Não há sete sinais validados que permitam diagnosticar uma microbiota pouco saudável. Obstipação ou diarreia persistente, inchaço, gases, dor abdominal, refluxo, alterações inexplicadas do peso e cansaço associado a sintomas digestivos merecem atenção, mas podem ter muitas explicações. A avaliação clínica é mais importante do que contar sintomas.

O que é que a microbiota intestinal quer que eu coma todos os dias?

A microbiota não tem preferências conscientes. De forma geral, uma alimentação variada com fibra de legumes, fruta, leguminosas, cereais integrais, frutos secos e sementes fornece substratos para diferentes microrganismos. A quantidade deve ser adaptada à tolerância, à idade e ao estado de saúde.

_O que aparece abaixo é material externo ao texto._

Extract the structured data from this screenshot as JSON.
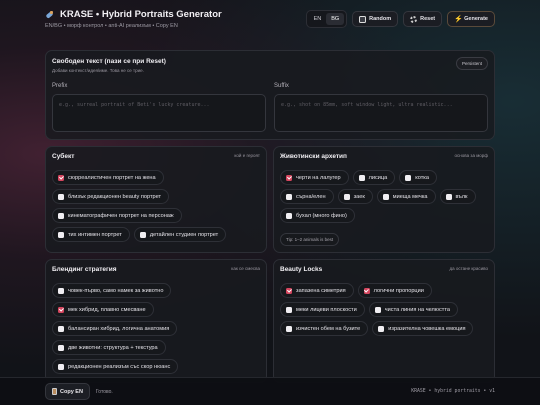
{
  "header": {
    "title": "KRASE • Hybrid Portraits Generator",
    "subtitle": "EN/BG • морф контрол • anti-AI реализъм • Copy EN",
    "lang": [
      "EN",
      "BG"
    ],
    "random_label": "Random",
    "reset_label": "Reset",
    "generate_label": "Generate"
  },
  "free_text": {
    "title": "Свободен текст (пази се при Reset)",
    "note": "Добави контекст/идея/име. Това не се трие.",
    "badge": "Persistent",
    "prefix_label": "Prefix",
    "prefix_placeholder": "e.g., surreal portrait of Beti's lucky creature...",
    "suffix_label": "Suffix",
    "suffix_placeholder": "e.g., shot on 85mm, soft window light, ultra realistic..."
  },
  "subject": {
    "title": "Субект",
    "note": "кой е героят",
    "options": [
      {
        "label": "сюрреалистичен портрет на жена",
        "checked": true
      },
      {
        "label": "близък редакционен beauty портрет",
        "checked": false
      },
      {
        "label": "кинематографичен портрет на персонаж",
        "checked": false
      },
      {
        "label": "тих интимен портрет",
        "checked": false
      },
      {
        "label": "детайлен студиен портрет",
        "checked": false
      }
    ]
  },
  "animal": {
    "title": "Животински архетип",
    "note": "основа за морф",
    "options": [
      {
        "label": "черти на лалугер",
        "checked": true
      },
      {
        "label": "лисица",
        "checked": false
      },
      {
        "label": "котка",
        "checked": false
      },
      {
        "label": "сърна/елен",
        "checked": false
      },
      {
        "label": "заек",
        "checked": false
      },
      {
        "label": "миеща мечка",
        "checked": false
      },
      {
        "label": "вълк",
        "checked": false
      },
      {
        "label": "бухал (много фино)",
        "checked": false
      }
    ],
    "tip": "Tip: 1–2 animals is best"
  },
  "blend": {
    "title": "Блендинг стратегия",
    "note": "как се смесва",
    "options": [
      {
        "label": "човек-първо, само намек за животно",
        "checked": false
      },
      {
        "label": "мек хибрид, плавно смесване",
        "checked": true
      },
      {
        "label": "балансиран хибрид, логична анатомия",
        "checked": false
      },
      {
        "label": "две животни: структура + текстура",
        "checked": false
      },
      {
        "label": "редакционен реализъм със скор нюанс",
        "checked": false
      }
    ]
  },
  "beauty": {
    "title": "Beauty Locks",
    "note": "да остане красиво",
    "options": [
      {
        "label": "запазена симетрия",
        "checked": true
      },
      {
        "label": "логични пропорции",
        "checked": true
      },
      {
        "label": "меки лицеви плоскости",
        "checked": false
      },
      {
        "label": "чиста линия на челюстта",
        "checked": false
      },
      {
        "label": "изчистен обем на бузите",
        "checked": false
      },
      {
        "label": "изразителна човешка емоция",
        "checked": false
      }
    ]
  },
  "footer": {
    "copy_label": "Copy EN",
    "status": "Готово.",
    "credit": "KRASE • hybrid portraits • v1"
  },
  "colors": {
    "accent": "#d4455e",
    "background": "#111318",
    "card": "#181a1f"
  }
}
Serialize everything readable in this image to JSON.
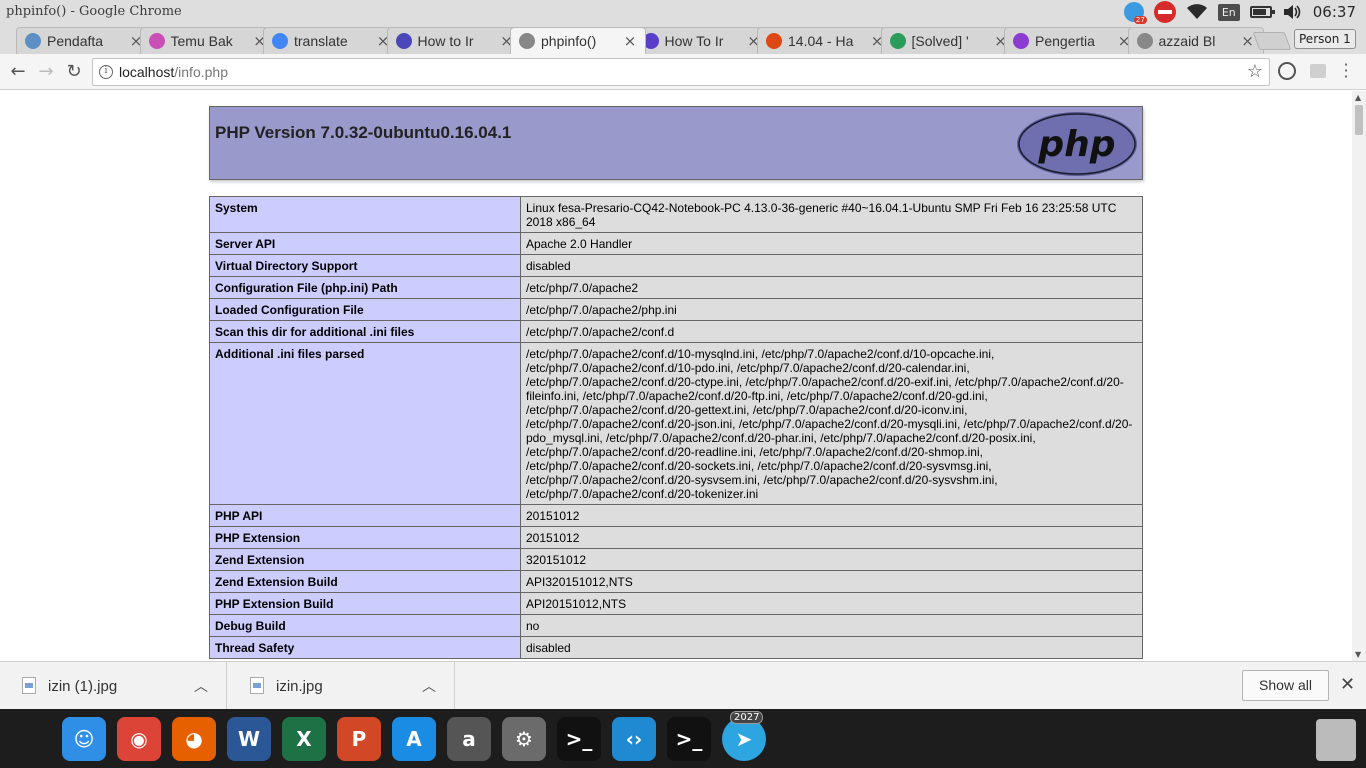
{
  "window": {
    "title": "phpinfo() - Google Chrome"
  },
  "tray": {
    "notification_count": "27",
    "language": "En",
    "battery_level": 0.8,
    "clock": "06:37"
  },
  "tabs": [
    {
      "label": "Pendafta",
      "icon": "chart-icon",
      "color": "#5c8fc4",
      "active": false
    },
    {
      "label": "Temu Bak",
      "icon": "temu-icon",
      "color": "#c94fb6",
      "active": false
    },
    {
      "label": "translate",
      "icon": "google-icon",
      "color": "#4285f4",
      "active": false
    },
    {
      "label": "How to Ir",
      "icon": "circle-icon",
      "color": "#4b47b8",
      "active": false
    },
    {
      "label": "phpinfo()",
      "icon": "page-icon",
      "color": "#888888",
      "active": true
    },
    {
      "label": "How To Ir",
      "icon": "ring-icon",
      "color": "#5a3dc8",
      "active": false
    },
    {
      "label": "14.04 - Ha",
      "icon": "askubuntu-icon",
      "color": "#dd4814",
      "active": false
    },
    {
      "label": "[Solved] '",
      "icon": "gear-icon",
      "color": "#2a9d5a",
      "active": false
    },
    {
      "label": "Pengertia",
      "icon": "swirl-icon",
      "color": "#8a3bd1",
      "active": false
    },
    {
      "label": "azzaid Bl",
      "icon": "page-icon",
      "color": "#888888",
      "active": false
    }
  ],
  "person_label": "Person 1",
  "omnibox": {
    "host": "localhost",
    "path": "/info.php"
  },
  "php": {
    "version_title": "PHP Version 7.0.32-0ubuntu0.16.04.1",
    "logo_text": "php",
    "rows": [
      {
        "key": "System",
        "value": "Linux fesa-Presario-CQ42-Notebook-PC 4.13.0-36-generic #40~16.04.1-Ubuntu SMP Fri Feb 16 23:25:58 UTC 2018 x86_64"
      },
      {
        "key": "Server API",
        "value": "Apache 2.0 Handler"
      },
      {
        "key": "Virtual Directory Support",
        "value": "disabled"
      },
      {
        "key": "Configuration File (php.ini) Path",
        "value": "/etc/php/7.0/apache2"
      },
      {
        "key": "Loaded Configuration File",
        "value": "/etc/php/7.0/apache2/php.ini"
      },
      {
        "key": "Scan this dir for additional .ini files",
        "value": "/etc/php/7.0/apache2/conf.d"
      },
      {
        "key": "Additional .ini files parsed",
        "value": "/etc/php/7.0/apache2/conf.d/10-mysqlnd.ini, /etc/php/7.0/apache2/conf.d/10-opcache.ini, /etc/php/7.0/apache2/conf.d/10-pdo.ini, /etc/php/7.0/apache2/conf.d/20-calendar.ini, /etc/php/7.0/apache2/conf.d/20-ctype.ini, /etc/php/7.0/apache2/conf.d/20-exif.ini, /etc/php/7.0/apache2/conf.d/20-fileinfo.ini, /etc/php/7.0/apache2/conf.d/20-ftp.ini, /etc/php/7.0/apache2/conf.d/20-gd.ini, /etc/php/7.0/apache2/conf.d/20-gettext.ini, /etc/php/7.0/apache2/conf.d/20-iconv.ini, /etc/php/7.0/apache2/conf.d/20-json.ini, /etc/php/7.0/apache2/conf.d/20-mysqli.ini, /etc/php/7.0/apache2/conf.d/20-pdo_mysql.ini, /etc/php/7.0/apache2/conf.d/20-phar.ini, /etc/php/7.0/apache2/conf.d/20-posix.ini, /etc/php/7.0/apache2/conf.d/20-readline.ini, /etc/php/7.0/apache2/conf.d/20-shmop.ini, /etc/php/7.0/apache2/conf.d/20-sockets.ini, /etc/php/7.0/apache2/conf.d/20-sysvmsg.ini, /etc/php/7.0/apache2/conf.d/20-sysvsem.ini, /etc/php/7.0/apache2/conf.d/20-sysvshm.ini, /etc/php/7.0/apache2/conf.d/20-tokenizer.ini"
      },
      {
        "key": "PHP API",
        "value": "20151012"
      },
      {
        "key": "PHP Extension",
        "value": "20151012"
      },
      {
        "key": "Zend Extension",
        "value": "320151012"
      },
      {
        "key": "Zend Extension Build",
        "value": "API320151012,NTS"
      },
      {
        "key": "PHP Extension Build",
        "value": "API20151012,NTS"
      },
      {
        "key": "Debug Build",
        "value": "no"
      },
      {
        "key": "Thread Safety",
        "value": "disabled"
      }
    ]
  },
  "downloads": {
    "items": [
      {
        "name": "izin (1).jpg"
      },
      {
        "name": "izin.jpg"
      }
    ],
    "show_all_label": "Show all"
  },
  "dock": {
    "apps": [
      {
        "name": "apple-logo-icon",
        "color": "#1d1d1d",
        "glyph": ""
      },
      {
        "name": "finder-icon",
        "color": "#2f8fe6",
        "glyph": "☺"
      },
      {
        "name": "chrome-icon",
        "color": "#db4437",
        "glyph": "◉"
      },
      {
        "name": "firefox-icon",
        "color": "#e66000",
        "glyph": "◕"
      },
      {
        "name": "word-icon",
        "color": "#2b5797",
        "glyph": "W"
      },
      {
        "name": "excel-icon",
        "color": "#1e7145",
        "glyph": "X"
      },
      {
        "name": "powerpoint-icon",
        "color": "#d24726",
        "glyph": "P"
      },
      {
        "name": "app-store-icon",
        "color": "#1b8ce3",
        "glyph": "A"
      },
      {
        "name": "amazon-icon",
        "color": "#555555",
        "glyph": "a"
      },
      {
        "name": "settings-icon",
        "color": "#6b6b6b",
        "glyph": "⚙"
      },
      {
        "name": "terminal-icon",
        "color": "#111111",
        "glyph": ">_"
      },
      {
        "name": "vscode-icon",
        "color": "#1f8ad2",
        "glyph": "‹›"
      },
      {
        "name": "terminal-2-icon",
        "color": "#111111",
        "glyph": ">_"
      },
      {
        "name": "telegram-icon",
        "color": "#2ca5e0",
        "glyph": "➤"
      }
    ],
    "telegram_badge": "2027"
  }
}
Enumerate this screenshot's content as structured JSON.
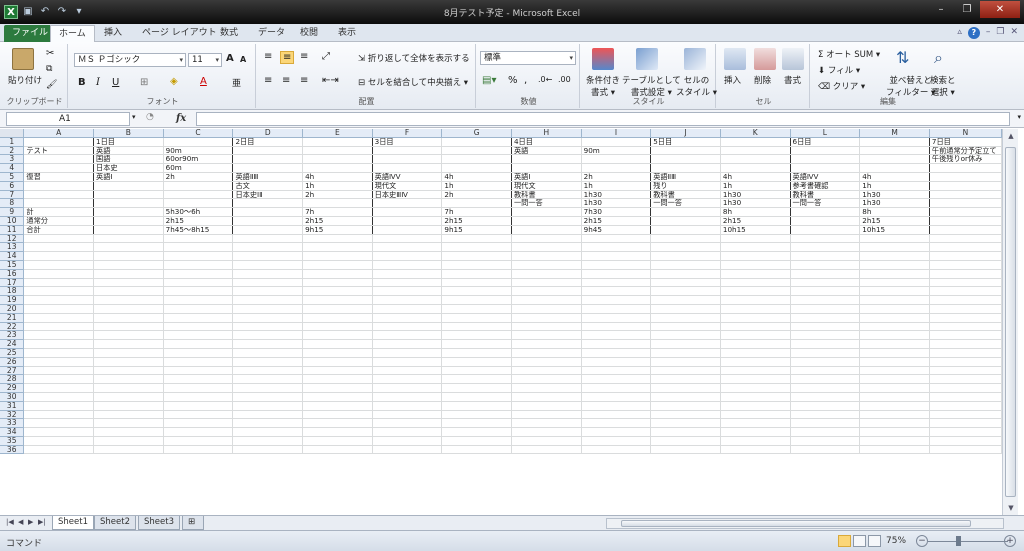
{
  "window": {
    "title": "8月テスト予定 - Microsoft Excel",
    "minimize": "–",
    "restore": "❐",
    "close": "✕"
  },
  "ribbon_tabs": [
    "ファイル",
    "ホーム",
    "挿入",
    "ページ レイアウト",
    "数式",
    "データ",
    "校閲",
    "表示"
  ],
  "ribbon": {
    "clipboard": {
      "paste": "貼り付け",
      "label": "クリップボード"
    },
    "font": {
      "name": "ＭＳ Ｐゴシック",
      "size": "11",
      "bold": "B",
      "italic": "I",
      "underline": "U",
      "grow": "A",
      "shrink": "A",
      "fontcolor": "A",
      "label": "フォント"
    },
    "alignment": {
      "wrap": "折り返して全体を表示する",
      "merge": "セルを結合して中央揃え",
      "label": "配置"
    },
    "number": {
      "format": "標準",
      "percent": "%",
      "comma": ",",
      "label": "数値"
    },
    "styles": {
      "conditional": "条件付き\n書式",
      "table": "テーブルとして\n書式設定",
      "cell": "セルの\nスタイル",
      "cond1": "条件付き",
      "cond2": "書式 ▾",
      "table1": "テーブルとして",
      "table2": "書式設定 ▾",
      "cell1": "セルの",
      "cell2": "スタイル ▾",
      "label": "スタイル"
    },
    "cells": {
      "insert": "挿入",
      "delete": "削除",
      "format": "書式",
      "label": "セル"
    },
    "editing": {
      "autosum": "Σ オート SUM ▾",
      "fill": "フィル ▾",
      "clear": "クリア ▾",
      "sort1": "並べ替えと",
      "sort2": "フィルター ▾",
      "find1": "検索と",
      "find2": "選択 ▾",
      "label": "編集"
    }
  },
  "formula_bar": {
    "name_box": "A1",
    "fx": "fx",
    "value": ""
  },
  "columns": [
    "A",
    "B",
    "C",
    "D",
    "E",
    "F",
    "G",
    "H",
    "I",
    "J",
    "K",
    "L",
    "M",
    "N"
  ],
  "rows": [
    [
      "",
      "1日目",
      "",
      "2日目",
      "",
      "3日目",
      "",
      "4日目",
      "",
      "5日目",
      "",
      "6日目",
      "",
      "7日目"
    ],
    [
      "テスト",
      "英語",
      "90m",
      "",
      "",
      "",
      "",
      "英語",
      "90m",
      "",
      "",
      "",
      "",
      "午前通常分予定立て"
    ],
    [
      "",
      "国語",
      "60or90m",
      "",
      "",
      "",
      "",
      "",
      "",
      "",
      "",
      "",
      "",
      "午後残りor休み"
    ],
    [
      "",
      "日本史",
      "60m",
      "",
      "",
      "",
      "",
      "",
      "",
      "",
      "",
      "",
      "",
      ""
    ],
    [
      "復習",
      "英語Ⅰ",
      "2h",
      "英語ⅡⅢ",
      "4h",
      "英語ⅣⅤ",
      "4h",
      "英語Ⅰ",
      "2h",
      "英語ⅡⅢ",
      "4h",
      "英語ⅣⅤ",
      "4h",
      ""
    ],
    [
      "",
      "",
      "",
      "古文",
      "1h",
      "現代文",
      "1h",
      "現代文",
      "1h",
      "残り",
      "1h",
      "参考書確認",
      "1h",
      ""
    ],
    [
      "",
      "",
      "",
      "日本史ⅠⅡ",
      "2h",
      "日本史ⅢⅣ",
      "2h",
      "教科書",
      "1h30",
      "教科書",
      "1h30",
      "教科書",
      "1h30",
      ""
    ],
    [
      "",
      "",
      "",
      "",
      "",
      "",
      "",
      "一問一答",
      "1h30",
      "一問一答",
      "1h30",
      "一問一答",
      "1h30",
      ""
    ],
    [
      "計",
      "",
      "5h30〜6h",
      "",
      "7h",
      "",
      "7h",
      "",
      "7h30",
      "",
      "8h",
      "",
      "8h",
      ""
    ],
    [
      "通常分",
      "",
      "2h15",
      "",
      "2h15",
      "",
      "2h15",
      "",
      "2h15",
      "",
      "2h15",
      "",
      "2h15",
      ""
    ],
    [
      "合計",
      "",
      "7h45〜8h15",
      "",
      "9h15",
      "",
      "9h15",
      "",
      "9h45",
      "",
      "10h15",
      "",
      "10h15",
      ""
    ]
  ],
  "total_rows": 36,
  "sheet_tabs": [
    "Sheet1",
    "Sheet2",
    "Sheet3"
  ],
  "status": {
    "mode": "コマンド",
    "zoom": "75%"
  }
}
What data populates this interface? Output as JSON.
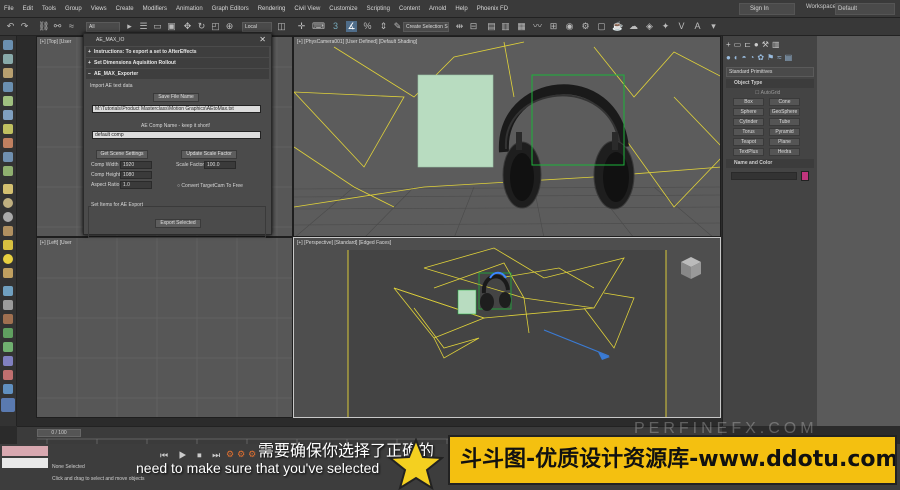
{
  "menu": [
    "File",
    "Edit",
    "Tools",
    "Group",
    "Views",
    "Create",
    "Modifiers",
    "Animation",
    "Graph Editors",
    "Rendering",
    "Civil View",
    "Customize",
    "Scripting",
    "Content",
    "Arnold",
    "Help",
    "Phoenix FD"
  ],
  "signin": "Sign In",
  "workspaces_label": "Workspaces:",
  "workspaces_value": "Default",
  "toolbar": {
    "filter": "All",
    "refcoord": "Local",
    "selset": "Create Selection Se"
  },
  "viewports": {
    "top": "[+] [Top] [User",
    "camera": "[+] [PhysCamera001] [User Defined] [Default Shading]",
    "left": "[+] [Left] [User",
    "persp": "[+] [Perspective] [Standard] [Edged Faces]"
  },
  "ae_panel": {
    "title": "AE_MAX_IO",
    "roll1": "Instructions: To export a set to AfterEffects",
    "roll2": "Set Dimensions Aquisition Rollout",
    "roll3": "AE_MAX_Exporter",
    "import_label": "Import AE text data",
    "save_btn": "Save File Name",
    "path": "M:\\Tutorials\\Product Masterclass\\Motion Graphics\\AEtoMax.txt",
    "comp_hint": "AE Comp Name - keep it short!",
    "comp_name": "default comp",
    "get_scene": "Get Scene Settings",
    "update_scale": "Update Scale Factor",
    "comp_width_lbl": "Comp Width",
    "comp_width": "1920",
    "scale_factor_lbl": "Scale Factor",
    "scale_factor": "100.0",
    "comp_height_lbl": "Comp Height",
    "comp_height": "1080",
    "aspect_lbl": "Aspect Ratio",
    "aspect": "1.0",
    "convert_cam": "Convert TargetCam To Free",
    "set_items": "Set Items for AE Export",
    "export_btn": "Export Selected"
  },
  "command_panel": {
    "dropdown": "Standard Primitives",
    "object_type": "Object Type",
    "autogrid": "AutoGrid",
    "buttons": [
      "Box",
      "Cone",
      "Sphere",
      "GeoSphere",
      "Cylinder",
      "Tube",
      "Torus",
      "Pyramid",
      "Teapot",
      "Plane",
      "TextPlus",
      "Hedra"
    ],
    "name_color": "Name and Color"
  },
  "timeline": {
    "frame": "0 / 100"
  },
  "status": {
    "none_selected": "None Selected",
    "hint": "Click and drag to select and move objects"
  },
  "subtitle_cn": "需要确保你选择了正确的",
  "subtitle_en": "need to make sure that you've selected",
  "banner": "斗斗图-优质设计资源库-www.ddotu.com",
  "watermark": "PERFINEFX.COM"
}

Quais são os sintomas de bactérias intestinais más?

Não é possível identificar bactérias más apenas pelos sintomas. Inchaço, alterações das fezes e dor abdominal podem ocorrer por várias razões. Evite dietas restritivas ou produtos destinados a eliminar bactérias sem aconselhamento profissional, especialmente se estiver grávida, imunodeprimido ou a tomar medicação.

Conclusão

A microbiota intestinal participa numa comunicação complexa entre o aparelho digestivo e o cérebro. A investigação sugere relações com o stress, o humor e a cognição, mas ainda não permite transformar um perfil microbiano num diagnóstico ou numa promessa de tratamento. Uma alimentação variada, hábitos regulares e acompanhamento profissional quando necessário são formas mais seguras de apoiar o eixo intestino-cérebro.